Chevalier du lundi matin

Bidididip... Bidididip...

Le chevalier écrasa son réveil d'un mouvement lourd de la main. Il grogna, enfouit sa tête dans son oreiller et s'accrocha à sa couette. Comme si cela pouvait retarder le temps.

Allez. Il fallait se lever. Il se dirigea mollement vers sa salle de bains, s'aspergea le visage d'eau, décida qu'il avait la flemme de prendre une douche, qu'il se laverait ce soir, et il enfila un jogging par-dessus son caleçon. Puis il remplit la bouilloire, appuya sur le bouton et, en attendant que l'eau chauffe, ouvrit sa boîte mail.

Tiens, un message d'un magnat du pétrole.

Sa fille avait été enlevée par un dragon.

La bouilloire bipa et le chevalier versa l'eau chaude dans sa tasse sur un sachet de café instantané. Il but une gorgée, puis ouvrit Instagram et tapa le nom de la princesse dans la barre de recherche. Elle avait posté une story quelques minutes auparavant, depuis la caverne du dragon, et sa géolocalisation était activée. Tant mieux, elle lui facilitait le travail. Le chevalier termina son café, enfila ses rangers, attrapa son flingue et descendit les escaliers de l'immeuble.

Quelques minutes plus tard, il filait sur la départementale vers la princesse à sauver. « Dans cinquante mètres, tournez à droite », l'informa le GPS. Il activa le clignotant, inclina sa moto et, en un gros VROUM, prit la direction indiquée.

Par malchance, il y avait des bouchons sur le périf'. En plus, le klaxon magique de sa moto, supposé faire disparaître les voitures devant lui, était tombé en panne. Finalement, lorsqu'il sortit des embouteillages, il était déjà onze heures. Fichue circulation.

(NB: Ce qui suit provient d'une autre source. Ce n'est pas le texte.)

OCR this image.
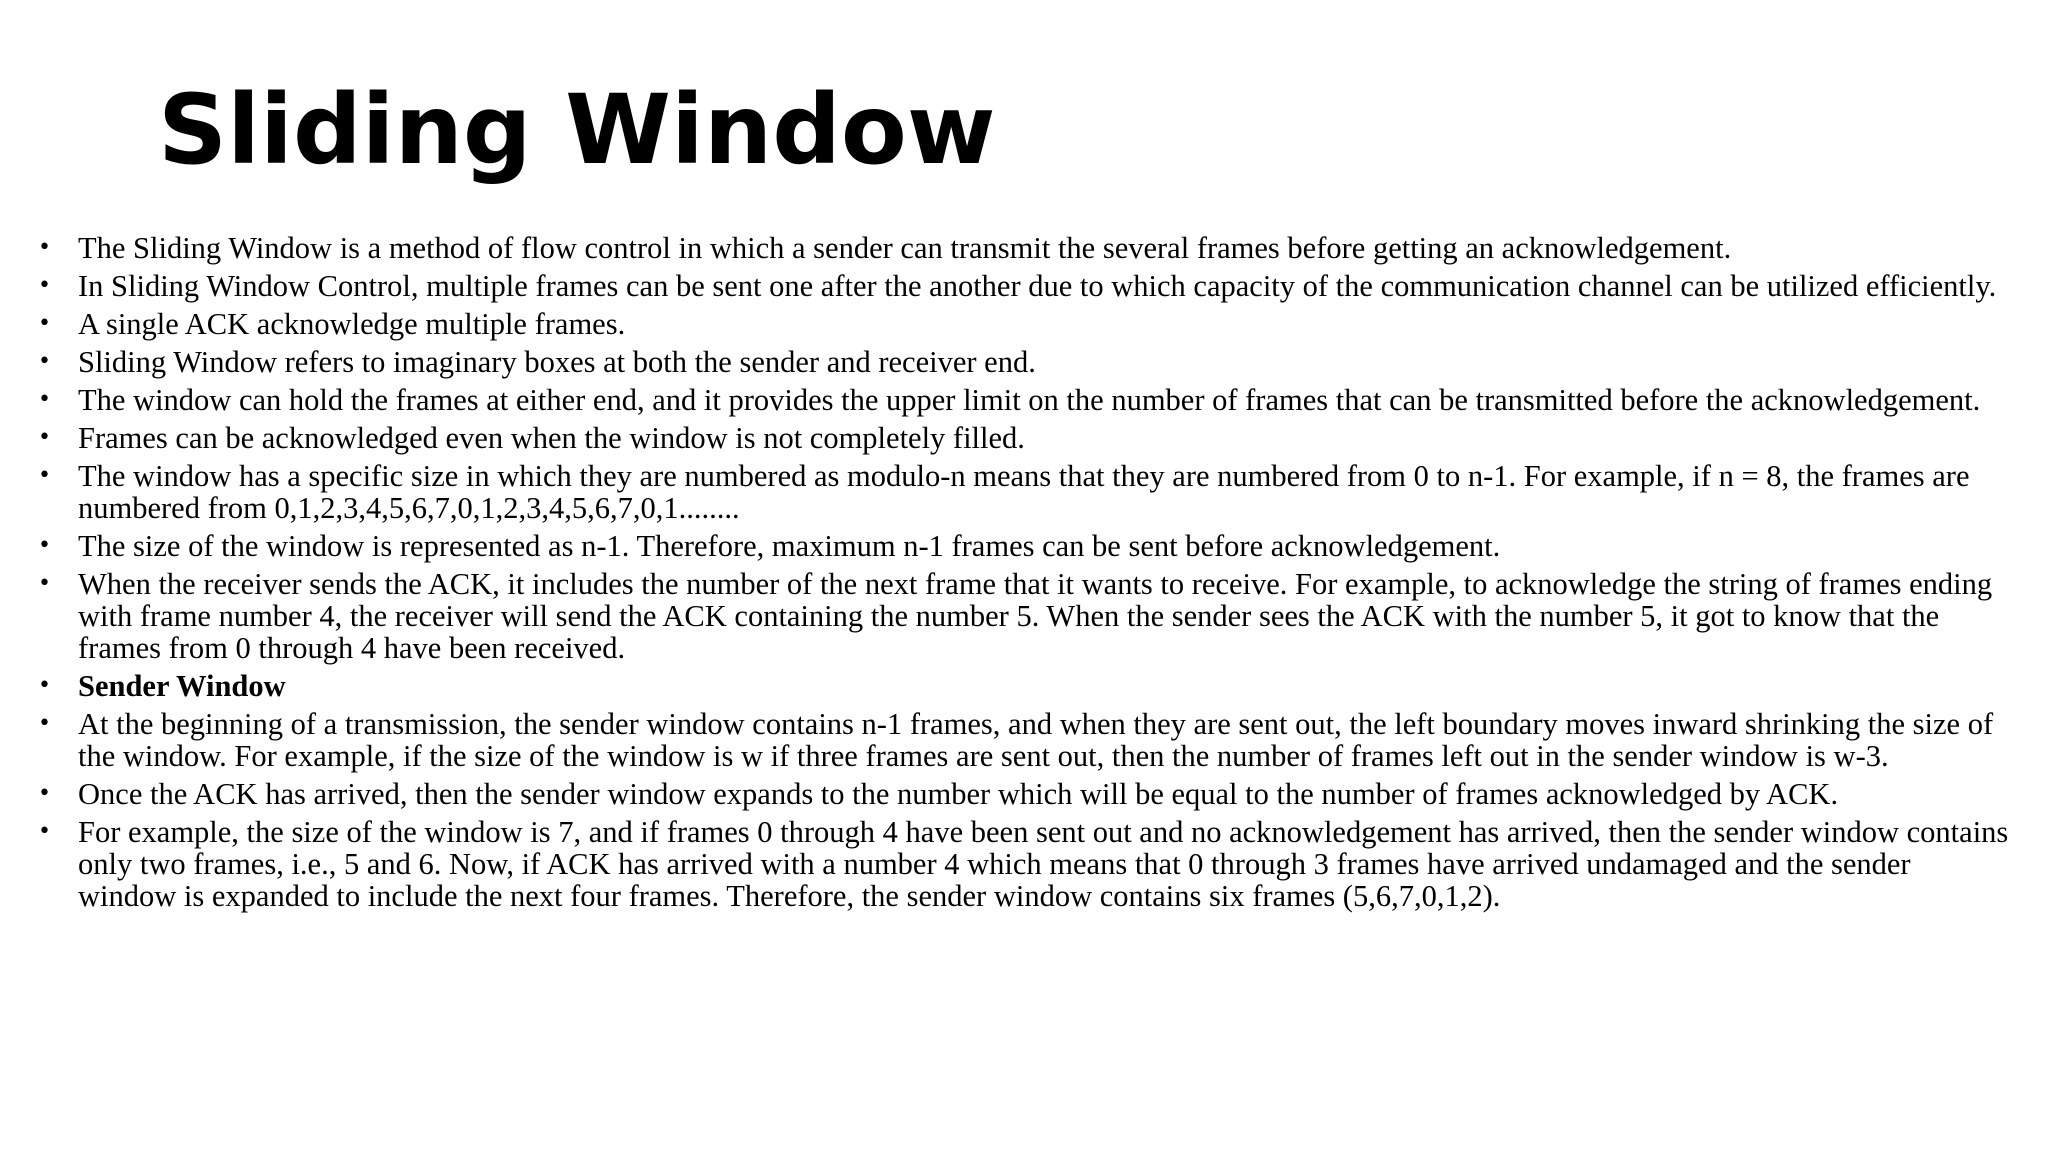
Sliding Window
• The Sliding Window is a method of flow control in which a sender can transmit the several frames before getting an acknowledgement.
• In Sliding Window Control, multiple frames can be sent one after the another due to which capacity of the communication channel can be utilized efficiently.
• A single ACK acknowledge multiple frames.
• Sliding Window refers to imaginary boxes at both the sender and receiver end.
• The window can hold the frames at either end, and it provides the upper limit on the number of frames that can be transmitted before the acknowledgement.
• Frames can be acknowledged even when the window is not completely filled.
• The window has a specific size in which they are numbered as modulo-n means that they are numbered from 0 to n-1. For example, if n = 8, the frames are numbered from 0,1,2,3,4,5,6,7,0,1,2,3,4,5,6,7,0,1........
• The size of the window is represented as n-1. Therefore, maximum n-1 frames can be sent before acknowledgement.
• When the receiver sends the ACK, it includes the number of the next frame that it wants to receive. For example, to acknowledge the string of frames ending with frame number 4, the receiver will send the ACK containing the number 5. When the sender sees the ACK with the number 5, it got to know that the frames from 0 through 4 have been received.
• Sender Window
• At the beginning of a transmission, the sender window contains n-1 frames, and when they are sent out, the left boundary moves inward shrinking the size of the window. For example, if the size of the window is w if three frames are sent out, then the number of frames left out in the sender window is w-3.
• Once the ACK has arrived, then the sender window expands to the number which will be equal to the number of frames acknowledged by ACK.
• For example, the size of the window is 7, and if frames 0 through 4 have been sent out and no acknowledgement has arrived, then the sender window contains only two frames, i.e., 5 and 6. Now, if ACK has arrived with a number 4 which means that 0 through 3 frames have arrived undamaged and the sender window is expanded to include the next four frames. Therefore, the sender window contains six frames (5,6,7,0,1,2).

Finalement, le GPS lui indiqua qu'il était arrivé. Il se trouvait au milieu de nulle part, sur une petite route de campagne entourée de champs qui puaient l'engrais. C'était bien la peine de passer par le périf' si c'était pour arriver dans un bled pareil. Peut-être le GPS l'avait-il perdu ? Non, pour une fois, l'endroit indiqué était exact. Il s'en rendit compte à peine trois secondes plus tard, quand un puissant rugissement déchira ses tympans. Le dragon était là, grand, noir, l'air méchant. Il ouvrit la bouche pour cracher un jet de flammes...

Le chevalier fut plus rapide. Il évita les flammes, qui mirent le feu au champ derrière lui, mais ce n'était pas grave, le paysan avait sûrement une assurance ; il évita donc les flammes, dégaina son pistolet, tira. Mince ! Trop à gauche. C'est ça qui arrive quand on ne vous laisse pas le temps de prendre votre café tranquillement. Il recommença et cette fois-ci, toucha le monstre en pleine tête. Bingo.

La princesse l'attendait un peu plus loin. Elle était plutôt sexy avec sa minijupe, ses bottes de cuir et son débardeur à dentelles. Le chevalier l'invita à prendre place sur sa moto - et se rendit compte seulement à ce moment qu'il avait oublié de lui prendre un casque. Tant pis, il lui prêta le sien et croisa les doigts pour ne pas se faire contrôler.

Ils s'arrêtèrent à un fast food pour déjeuner. Les hamburgers étaient vraiment mauvais, mais bon, on faisait avec ce qu'on avait. Le chevalier essaya ensuite de draguer la princesse, mais celle-ci lui conseilla d'aller se faire foutre et préféra plutôt envoyer un SMS à sa marraine. Celle-ci arriva quelques minutes plus tard sur son aspirateur volant. C'était une petite vieille aux cheveux blancs qui, au vu de sa tronche, devait probablement vivre seule avec ses chats. La vieille fée et sa filleule décollèrent, laissant le chevalier payer l'addition.

Il était dix-huit heures quand le chevalier regagna enfin son appartement. Il s'affala sur son canapé, alluma la télé et se commanda une pizza. Dur boulot d'être chevalier. Un de ces quatre, il démissionnerait et prendrait un job de bureau.